Em rádio e televisão?
Sobretudo em televisão.

Depois de uma longa vida de solteirão, como lhe chama, o Júlio casou e teve duas filhas (já tinha uma, de um casamento anterior). Quer-me falar do que lhe trouxe a vida familiar?
Eu costumo dizer que a Sandra, a minha mulher, não se tornou produtora de televisão porque casou comigo, é ao contrário: casámos porque ela já era a minha produtora. Em determinada altura da minha vida, senti que gostava muito dela e pedi-a em casamento. Nós temos uma diferença de idade muito grande, mas achei que ela tinha o direito de ser mãe. Eu já tinha uma filha do primeiro casamento, a Inês, mas vieram depois, com a Sandra, a Mariana e a Francisca, com três anos de diferença. A Mariana é médica dentista, anda de clínica em clínica, mas faz serviço nacional de saúde em Rio Maior e eu tenho o maior orgulho nisso. A Francisca acabou a licenciatura em Arte e Multimédia e, também empurrada pelo pai, concorreu agora ao Festival de Curtas-Metragens organizado pela Casa do Artista, com um júri exigente e ganhou. Agora vai para Barcelona estudar durante nove meses. Pergunta-me o que significou esta opção de vida? Eu diria que já não me imagino sem este apoio familiar.

A RTP Memória é um projeto em que participa com grande entusiasmo e dinamismo. O que representa para si?
A ideia, que se tentou fazer passar, de que a RTP Memória é um repositório bolorento do nosso arquivo é errada. O programa Inesquecível é criado de raíz: Sou eu que escrevo o guião, que penso nas pessoas que devo convidar. A Sandra faz a pesquisa de arquivo e põe-me nas mãos uns quilos de material. Na sequência disto, estou lá todos os dias a editar os clips que contam a história do meu convidado (ainda agora gravei um programa fantástico com a atriz Manuela Maria).

Conseguiria escolher entre rádio e televisão?
Nesta fase da vida, escolheria a rádio. O Inesquecível vai, neste momento, no programa 466 e eu já disse ao Gonçalo Madaíl que gostaria de fazer 500, embora ele tenha dito que ainda faríamos mais uns tantos. Mas enquanto eu tiver o timbre de voz que tenho, o discurso fluente e a perceção da música que devo usar para contar uma história apelativa, ficarei pela rádio. É o que faço no Hotel Califórnia, com o Paulino Coelho, na Rádio Renascença, aos sábados de manhã. Em televisão, olho para trás e vejo que tenho mais de 300 entrevistas internacionais guardadas, desde a Julia Roberts ao Harrison Ford duas vezes, Scorsese, Spielberg, Paul McCartney, alguns italianos e franceses.

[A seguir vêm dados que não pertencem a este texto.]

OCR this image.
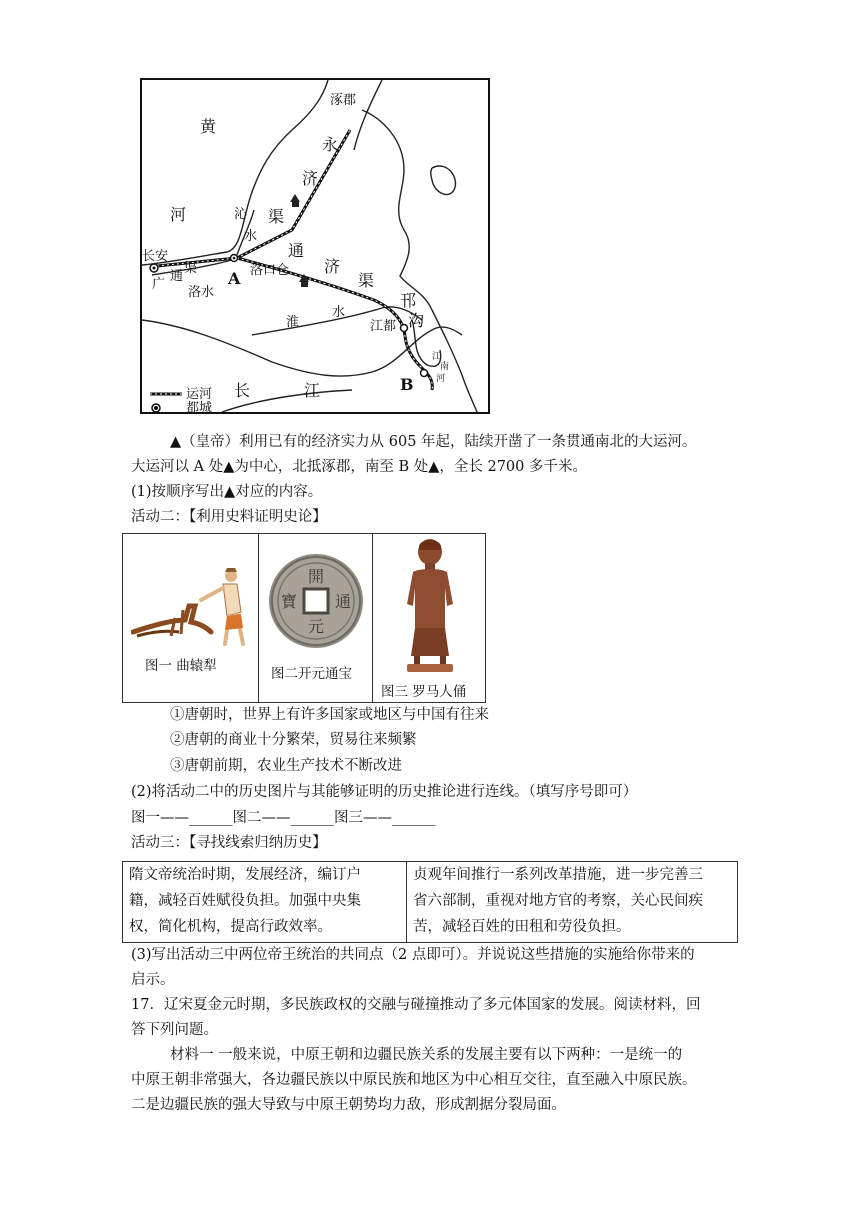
涿郡
黄
河
永
济
渠
沁
水
长安
广
通
渠
洛水
A 洛口仓
通
济
渠
邗
沟
淮
水
江都
江
南
河
长	江	B
运河
都城
▲（皇帝）利用已有的经济实力从 605 年起，陆续开凿了一条贯通南北的大运河。
大运河以 A 处▲为中心，北抵涿郡，南至 B 处▲，全长 2700 多千米。
(1)按顺序写出▲对应的内容。
活动二：【利用史料证明史论】
图一 曲辕犁
開
元
通
寶
图二开元通宝
图三 罗马人俑
①唐朝时，世界上有许多国家或地区与中国有往来
②唐朝的商业十分繁荣，贸易往来频繁
③唐朝前期，农业生产技术不断改进
(2)将活动二中的历史图片与其能够证明的历史推论进行连线。（填写序号即可）
图一——______图二——______图三——______
活动三：【寻找线索归纳历史】
隋文帝统治时期，发展经济，编订户
籍，减轻百姓赋役负担。加强中央集
权，简化机构，提高行政效率。
贞观年间推行一系列改革措施，进一步完善三
省六部制，重视对地方官的考察，关心民间疾
苦，减轻百姓的田租和劳役负担。
(3)写出活动三中两位帝王统治的共同点（2 点即可）。并说说这些措施的实施给你带来的
启示。
17．辽宋夏金元时期，多民族政权的交融与碰撞推动了多元体国家的发展。阅读材料，回
答下列问题。
材料一 一般来说，中原王朝和边疆民族关系的发展主要有以下两种：一是统一的
中原王朝非常强大，各边疆民族以中原民族和地区为中心相互交往，直至融入中原民族。
二是边疆民族的强大导致与中原王朝势均力敌，形成割据分裂局面。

Dessas personalidades todas, qual foi a que lhe deu mais trabalho?
O Harrison Ford e o Mel Gibson, que foram muito antipáticos. Na primeira vez que entrevistei o Ford, correu muito mal e dei-lhe uma chazada. Na segunda, ele lembrava-se da minha cara e correu bastante melhor.

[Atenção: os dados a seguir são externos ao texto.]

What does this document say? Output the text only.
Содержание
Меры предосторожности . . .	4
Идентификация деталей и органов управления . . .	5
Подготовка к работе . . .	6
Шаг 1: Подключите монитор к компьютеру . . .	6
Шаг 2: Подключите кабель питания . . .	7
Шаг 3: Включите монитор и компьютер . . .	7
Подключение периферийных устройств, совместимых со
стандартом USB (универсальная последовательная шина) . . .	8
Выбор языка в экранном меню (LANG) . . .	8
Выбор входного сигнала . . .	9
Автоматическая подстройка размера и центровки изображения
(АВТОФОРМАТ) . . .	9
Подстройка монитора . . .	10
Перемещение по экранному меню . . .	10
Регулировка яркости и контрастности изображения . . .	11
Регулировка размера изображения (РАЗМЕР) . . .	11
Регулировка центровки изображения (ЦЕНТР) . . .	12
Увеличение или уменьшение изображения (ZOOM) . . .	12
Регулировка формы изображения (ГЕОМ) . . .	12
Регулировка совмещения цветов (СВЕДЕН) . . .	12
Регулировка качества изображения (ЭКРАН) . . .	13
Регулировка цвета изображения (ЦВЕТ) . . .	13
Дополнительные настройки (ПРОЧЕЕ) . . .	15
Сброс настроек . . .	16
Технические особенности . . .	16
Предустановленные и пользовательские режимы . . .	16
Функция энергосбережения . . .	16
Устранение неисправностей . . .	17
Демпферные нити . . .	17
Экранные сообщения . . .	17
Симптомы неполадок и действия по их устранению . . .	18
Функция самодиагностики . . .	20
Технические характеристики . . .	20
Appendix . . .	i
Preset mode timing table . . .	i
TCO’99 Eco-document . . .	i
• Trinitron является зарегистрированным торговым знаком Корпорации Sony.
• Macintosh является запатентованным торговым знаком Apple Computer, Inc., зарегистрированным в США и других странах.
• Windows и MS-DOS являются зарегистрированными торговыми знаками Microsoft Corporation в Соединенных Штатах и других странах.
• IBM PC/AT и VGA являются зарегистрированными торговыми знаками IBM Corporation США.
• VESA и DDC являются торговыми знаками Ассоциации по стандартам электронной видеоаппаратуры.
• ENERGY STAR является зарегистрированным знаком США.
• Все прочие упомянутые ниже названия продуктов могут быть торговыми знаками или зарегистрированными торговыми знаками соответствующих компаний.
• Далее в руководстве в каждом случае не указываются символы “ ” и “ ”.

E quem é que o surpreendeu pela positiva?
Muitos, mas posso referir o Scorsese que não se calava, o Dustin Hoffman, que foi muito divertido, ou a Meryl Streep, que me convidou para tomar chá e scones com ela. E também gostei muito de entrevistar o sapo Cocas, com o próprio Jim Henson atrás do sofá a fazer a voz.

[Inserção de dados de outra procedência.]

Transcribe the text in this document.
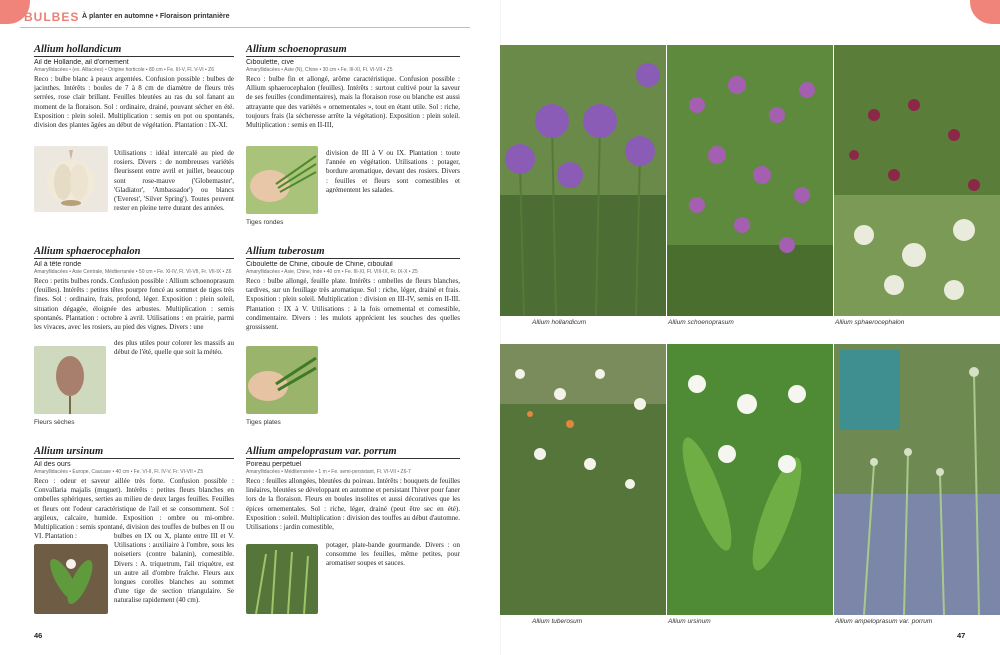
BULBES À planter en automne • Floraison printanière
Allium hollandicum
Ail de Hollande, ail d'ornement
Amaryllidacées • (ex. Alliacées) • Origine horticole • 80 cm • Fe. III-V, Fl. V-VI • Z6
Reco : bulbe blanc à peaux argentées. Confusion possible : bulbes de jacinthes. Intérêts : boules de 7 à 8 cm de diamètre de fleurs très serrées, rose clair brillant. Feuilles bleutées au ras du sol fanant au moment de la floraison. Sol : ordinaire, drainé, pouvant sécher en été. Exposition : plein soleil. Multiplication : semis en pot ou spontanés, division des plantes âgées au début de végétation. Plantation : IX-XI.
Utilisations : idéal intercalé au pied de rosiers. Divers : de nombreuses variétés fleurissent entre avril et juillet, beaucoup sont rose-mauve ('Globemaster', 'Gladiator', 'Ambassador') ou blancs ('Everest', 'Silver Spring'). Toutes peuvent rester en pleine terre durant des années.
Allium schoenoprasum
Ciboulette, cive
Amaryllidacées • Asie (N), Chine • 30 cm • Fe. III-XI, Fl. VI-VII • Z5
Reco : bulbe fin et allongé, arôme caractéristique. Confusion possible : Allium sphaerocephalon (feuilles). Intérêts : surtout cultivé pour la saveur de ses feuilles (condimentaires), mais la floraison rose ou blanche est aussi attrayante que des variétés « ornementales », tout en étant utile. Sol : riche, toujours frais (la sécheresse arrête la végétation). Exposition : plein soleil. Multiplication : semis en II-III,
division de III à V ou IX. Plantation : toute l'année en végétation. Utilisations : potager, bordure aromatique, devant des rosiers. Divers : feuilles et fleurs sont comestibles et agrémentent les salades.
Tiges rondes
Allium sphaerocephalon
Ail à tête ronde
Amaryllidacées • Asie Centrale, Méditerranée • 50 cm • Fe. XI-IV, Fl. VI-VII, Fr. VII-IX • Z6
Reco : petits bulbes ronds. Confusion possible : Allium schoenoprasum (feuilles). Intérêts : petites têtes pourpre foncé au sommet de tiges très fines. Sol : ordinaire, frais, profond, léger. Exposition : plein soleil, situation dégagée, éloignée des arbustes. Multiplication : semis spontanés. Plantation : octobre à avril. Utilisations : en prairie, parmi les vivaces, avec les rosiers, au pied des vignes. Divers : une
des plus utiles pour colorer les massifs au début de l'été, quelle que soit la météo.
Fleurs sèches
Allium tuberosum
Ciboulette de Chine, ciboule de Chine, ciboulail
Amaryllidacées • Asie, Chine, Inde • 40 cm • Fe. III-XI, Fl. VIII-IX, Fr. IX-X • Z5
Reco : bulbe allongé, feuille plate. Intérêts : ombelles de fleurs blanches, tardives, sur un feuillage très aromatique. Sol : riche, léger, drainé et frais. Exposition : plein soleil. Multiplication : division en III-IV, semis en II-III. Plantation : IX à V. Utilisations : à la fois ornemental et comestible, condimentaire. Divers : les mulots apprécient les souches des quelles grossissent.
Tiges plates
Allium ursinum
Ail des ours
Amaryllidacées • Europe, Caucase • 40 cm • Fe. VI-II, Fl. IV-V, Fr. VI-VII • Z5
Reco : odeur et saveur aillée très forte. Confusion possible : Convallaria majalis (muguet). Intérêts : petites fleurs blanches en ombelles sphériques, serties au milieu de deux larges feuilles. Feuilles et fleurs ont l'odeur caractéristique de l'ail et se consomment. Sol : argileux, calcaire, humide. Exposition : ombre ou mi-ombre. Multiplication : semis spontané, division des touffes de bulbes en II ou VI. Plantation :	bulbes en IX ou X, plante entre III et V. Utilisations : auxiliaire à l'ombre, sous les noisetiers (contre balanin), comestible. Divers : A. triquetrum, l'ail triquètre, est un autre ail d'ombre fraîche. Fleurs aux longues corolles blanches au sommet d'une tige de section triangulaire. Se naturalise rapidement (40 cm).
Allium ampeloprasum var. porrum
Poireau perpétuel
Amaryllidacées • Méditerranée • 1 m • Fe. semi-persistant, Fl. VI-VII • Z6-7
Reco : feuilles allongées, bleutées du poireau. Intérêts : bouquets de feuilles linéaires, bleutées se développant en automne et persistant l'hiver pour faner lors de la floraison. Fleurs en boules insolites et aussi décoratives que les épices ornementales. Sol : riche, léger, drainé (peut être sec en été). Exposition : soleil. Multiplication : division des touffes au début d'automne. Utilisations : jardin comestible,
potager, plate-bande gourmande. Divers : on consomme les feuilles, même petites, pour aromatiser soupes et sauces.
Allium hollandicum	Allium schoenoprasum	Allium sphaerocephalon
Allium tuberosum	Allium ursinum	Allium ampeloprasum var. porrum
46	47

Tem um hobby a que se dedica desde criança, que é o aeromodelismo. O que é que lhe proporciona esta atividade?
A grande lição que eu tirei do aeromodelismo é que quem vai para o ar, avia-se em terra. Se as corridas obedecerem às leis da Física, da aerodinâmica, até da Química, é bem possível que as coisas corram bem. Essa é a primeira lição: Devemos preparar tudo, que é o que eu faço em Rádio e Televisão. Se não correr bem, a primeira coisa que tenho de fazer é um diagnóstico, levar os cacos para casa e reconstruir. Como a minha vida já teve vários acidentes desses em termos profissionais, eu fui sempre buscar os cacos e tentar recompor-me. Outro aspeto importante é que é mesmo muito relaxante. Sempre que tenho um bocadinho (e tento criar os meus bocadinhos porque, nesta fase da minha vida, sinto que o meu único inimigo é mesmo o tempo) desço a escada, vou para a cave e estou entretido a construir para participar em campeonatos em Inglaterra ou em Itália. Em setembro irei a mais um. Vou, mas não com um espírito competitivo, embora até ganhe algumas vezes. Mas se for à final, onde só vão três, fico muito contente. Enquanto estou a fazer aquilo não penso em duas coisas: No trabalho e numa coisa que me incomoda muito, que é a finitude da vida.

O DN agradece ao Hotel Palácio Estoril as facilidades concedidas.